This thread started as a conjunctural world system analysis by Kolko, but morphed (my bad) into a debate/discussion of the history and role of the notion of Objectivity… and hence to the question of epistemology, and from there to Illich’s treatise on medicine as out modern Nemisis. Click here to go back to the original comments, but post new comments on this page.
Here is James M with the last comment:
I vote for “Medical Nemesis” getting its own thread. Feel free to bump me or whatever; I just have to ramble a bit on this.
Like most of us here, I have observed at a closer, more personal level of magnification that which Illich critiques: My grandmother (RIP) wasting away in a nursing home, zombie-like, barely moving even to lift a finger, hardly uttering a word and unresponsive to all our attempts at rousing her spirits; she went in for circulatory abnormalities, physically less-than-optimal but never one to sink into apathy or despair … and within a week or so, her condition was that of near-catatonia and an expressed readiness to drift off into the dark night. My sister the PhD in Pharmacology thankfully intervened, only to discover (surprise) this nightmare was of the iatrogenically-induced variety; they’d put her on a list of pills so long and so full of interactions and contraindications as to defy belief. The cure? Taking her off of the previous “cures.” She came back to life and lived about a year longer, with all of us having gotten another lesson in the so-called benefits of institutionalized medicine – a patient reduced to a revenue-stream, with no continuity of care, and no accountability for her condition.

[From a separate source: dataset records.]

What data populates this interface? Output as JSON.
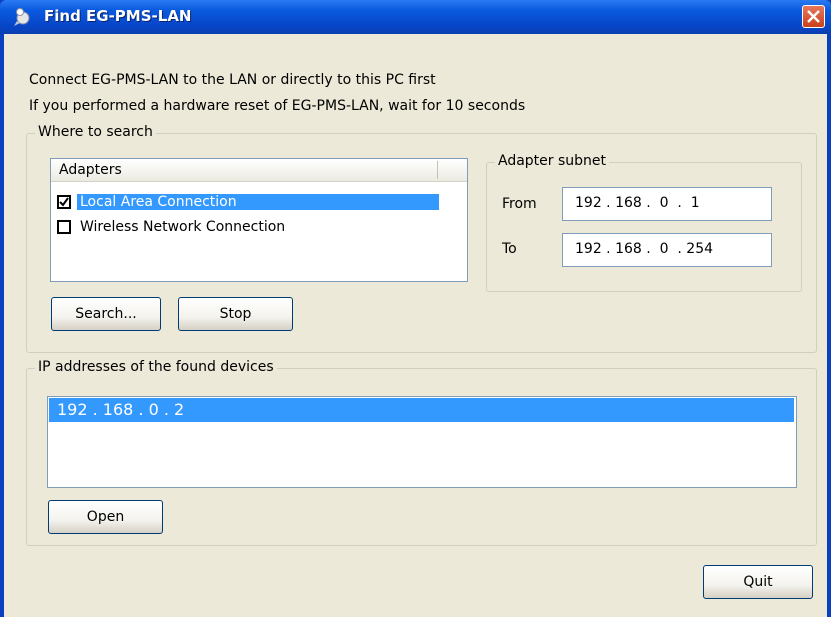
{
  "window": {
    "title": "Find EG-PMS-LAN"
  },
  "messages": {
    "line1": "Connect EG-PMS-LAN to the LAN or directly to this PC first",
    "line2": "If you performed a hardware reset of EG-PMS-LAN, wait for 10 seconds"
  },
  "where_to_search": {
    "label": "Where to search",
    "adapters_header": "Adapters",
    "adapters": [
      {
        "label": "Local Area Connection",
        "checked": true,
        "selected": true
      },
      {
        "label": "Wireless Network Connection",
        "checked": false,
        "selected": false
      }
    ],
    "subnet": {
      "label": "Adapter subnet",
      "from_label": "From",
      "from_value": "192 . 168 .  0  .  1",
      "to_label": "To",
      "to_value": "192 . 168 .  0  . 254"
    },
    "search_button": "Search...",
    "stop_button": "Stop"
  },
  "found": {
    "label": "IP addresses of the found devices",
    "items": [
      "192 . 168 . 0 . 2"
    ],
    "open_button": "Open"
  },
  "quit_button": "Quit",
  "colors": {
    "titlebar": "#0a5ae0",
    "selection": "#3399ff",
    "dialog_bg": "#ece9d8",
    "close_button": "#c9401a"
  }
}
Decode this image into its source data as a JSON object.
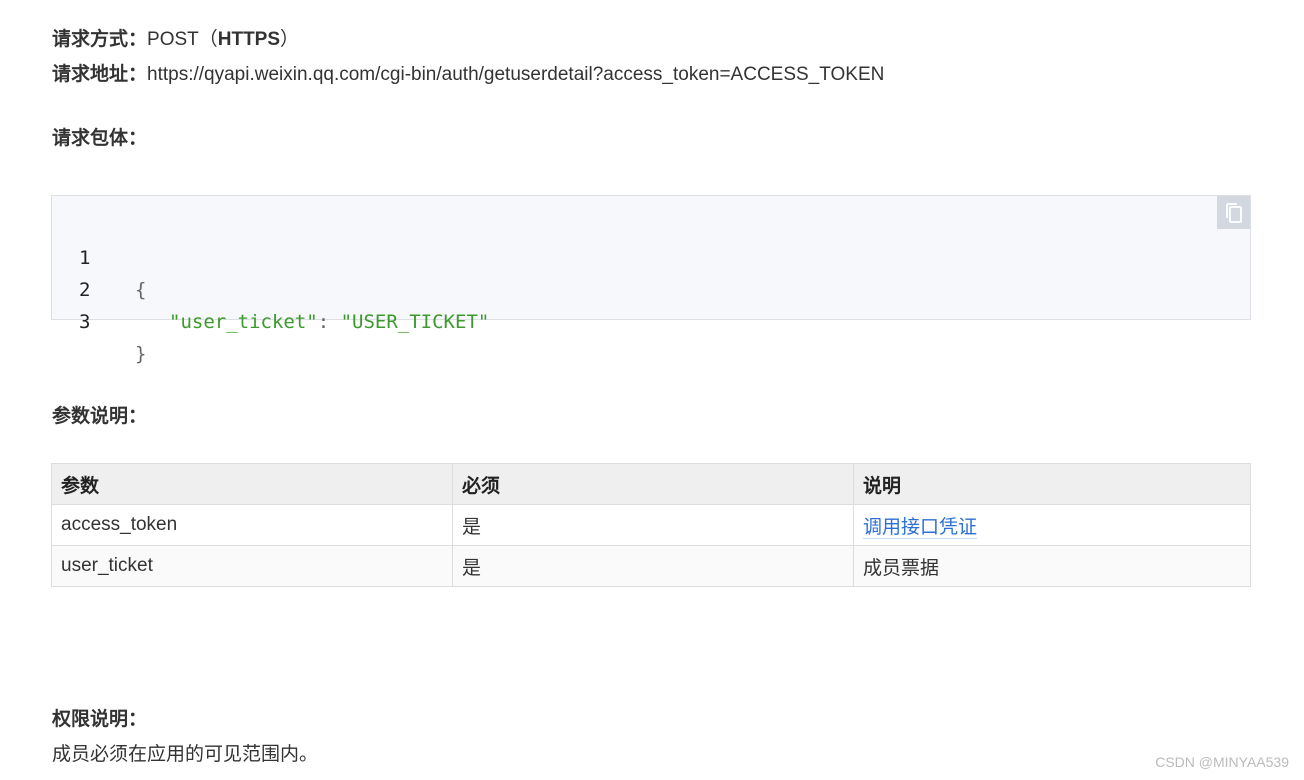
{
  "request": {
    "method_label": "请求方式：",
    "method_value": "POST（",
    "method_protocol": "HTTPS",
    "method_close": "）",
    "url_label": "请求地址：",
    "url_value": "https://qyapi.weixin.qq.com/cgi-bin/auth/getuserdetail?access_token=ACCESS_TOKEN"
  },
  "body_section": {
    "title": "请求包体："
  },
  "code": {
    "lines": [
      {
        "num": "1",
        "open": "{"
      },
      {
        "num": "2",
        "key": "\"user_ticket\"",
        "colon": ": ",
        "value": "\"USER_TICKET\""
      },
      {
        "num": "3",
        "close": "}"
      }
    ],
    "copy_icon": "copy-icon"
  },
  "params_section": {
    "title": "参数说明：",
    "headers": [
      "参数",
      "必须",
      "说明"
    ],
    "rows": [
      {
        "param": "access_token",
        "required": "是",
        "desc": "调用接口凭证",
        "desc_is_link": true
      },
      {
        "param": "user_ticket",
        "required": "是",
        "desc": "成员票据",
        "desc_is_link": false
      }
    ]
  },
  "permission_section": {
    "title": "权限说明：",
    "text": "成员必须在应用的可见范围内。"
  },
  "watermark": "CSDN @MINYAA539",
  "colors": {
    "link": "#2b6fd6",
    "string": "#3c9a2c",
    "code_bg": "#f6f8fb",
    "table_header_bg": "#efefef"
  }
}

(It’s funny, I think this term “continuity of care” must only have been invented by the medical establishment for the purposes of defining a thing whose lack is so widespread.)
Illich’s argument for the deprofessionalization of medicine has resonance with a recent episode of the excellent tv series “Mad Men” (which is set in the early 1960’s) – the main character’s family is posed with the choice of putting a parent with dementia in a nursing home, or caring for him at their home (with all its attendant hassles.) It’s telling that the family chooses the latter, and that most people I know who saw the episode (myself included) viewed the decision with surprise. We are not only less rooted in family these days and less willing to be bothered thusly; we are also conditioned to trust in the greater competency of the medical establishment to such a degree that the thought of caring for someone ourselves seems beyond our purview. We have given over our autonomy, and that of others, in the way Ilich describes.

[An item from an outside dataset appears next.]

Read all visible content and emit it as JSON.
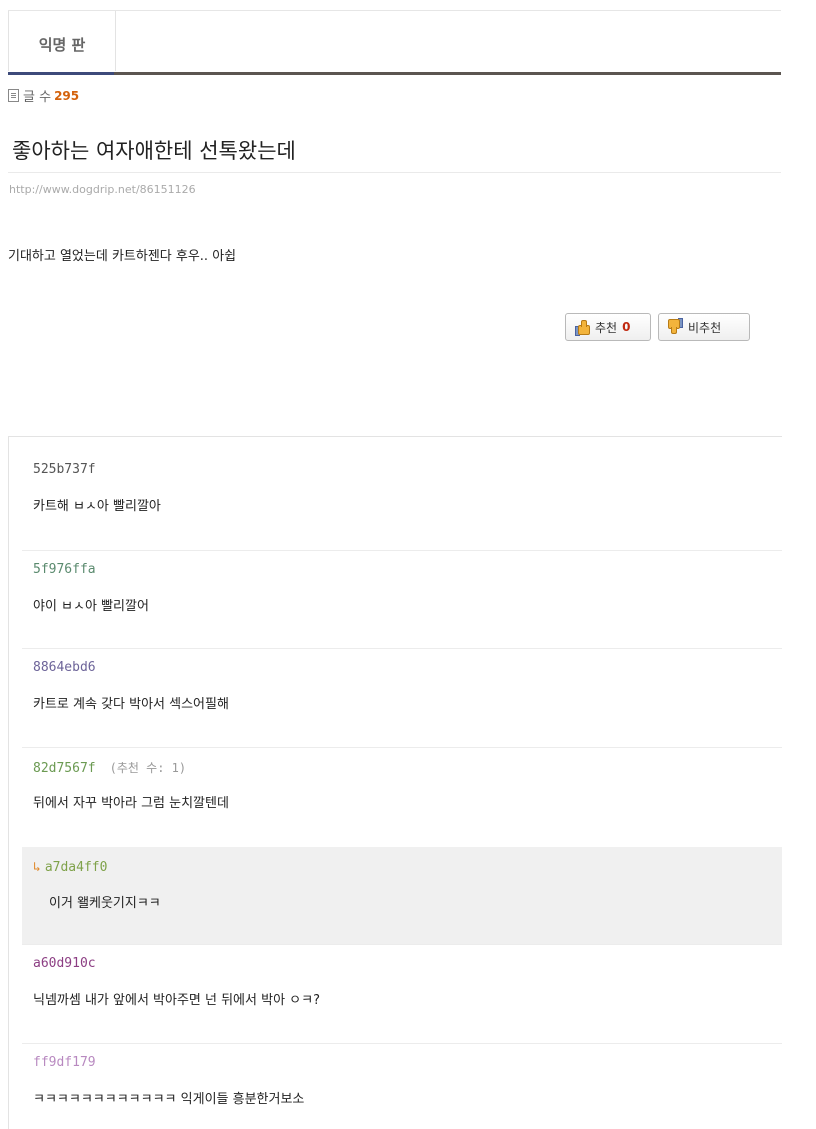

But despite all his talk of our Promethean impudence with regard to “natural human limits,” I doubt Illich is (or is he?) decrying the invention of medicines like Penicillin, which he fails to mention when he de-links life expectancy from professional medicine, which (along with other antibiotics) actually does apparently account for a jump of 8 years in human life span (though of course it’s leading to the emergence of antibiotic-resistant bacteria … hmm. Iatrogenesis again.) It’s unclear to me how he’d feel about the medicine I take daily which has reduced my incidences of asthmatic attack to zero, with no side effects I’m aware of. (I feel pretty damn good about it, for my part.) And stem cell research … well, I think I can picture his take on that, actually, were he alive.

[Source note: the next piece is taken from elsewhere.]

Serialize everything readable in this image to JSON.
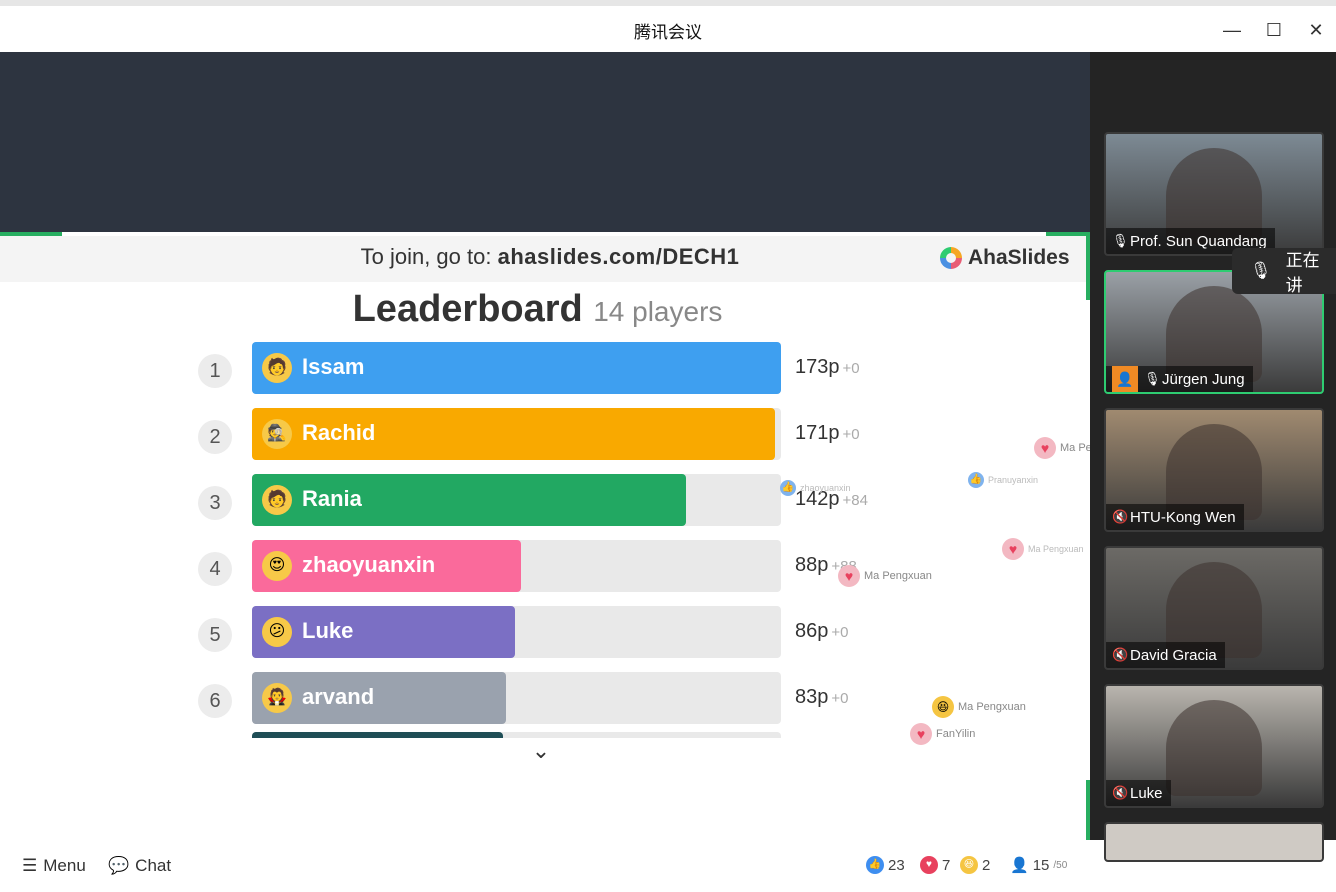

What I’m getting at is, is there perhaps not a distinction to be made between the invention of novel therapies, and the institutions which enforce them on us as a matter of “common sense”? Can we have these medicines developed in pursuit of Promethean ideals, while still retaining the cultural permission for the individual to refuse these as the individual desires? Does, along with their introduction, naturally come the expectation (sometimes even enforced by law) that we will avail ourselves or our dependents of them and thereby opt in to the system?
On a different note, what of my experience of British socialized medicine, which I encountered during an emergency as very kind, helpful, and respectful of my wishes as a patient? Are systems like Britain’s NHS perhaps less deserving of many of Illich’s criticisms? Could the profit motive at the core of our version of institutionalized of medicine be the real problem, and its removal a critical step in reducing the sense of dehumanization and alienation, “anaesthetised and solitary” suffering we reflexively and rightly associate with it?
I know as a white American male, these questions are supposed to be rhetorical and I’m expected to have an opinion and defend it even long past the point of tenability (especially on the internet, or in a town hall,) but I’m actually throwing them out there to see what any of you might think.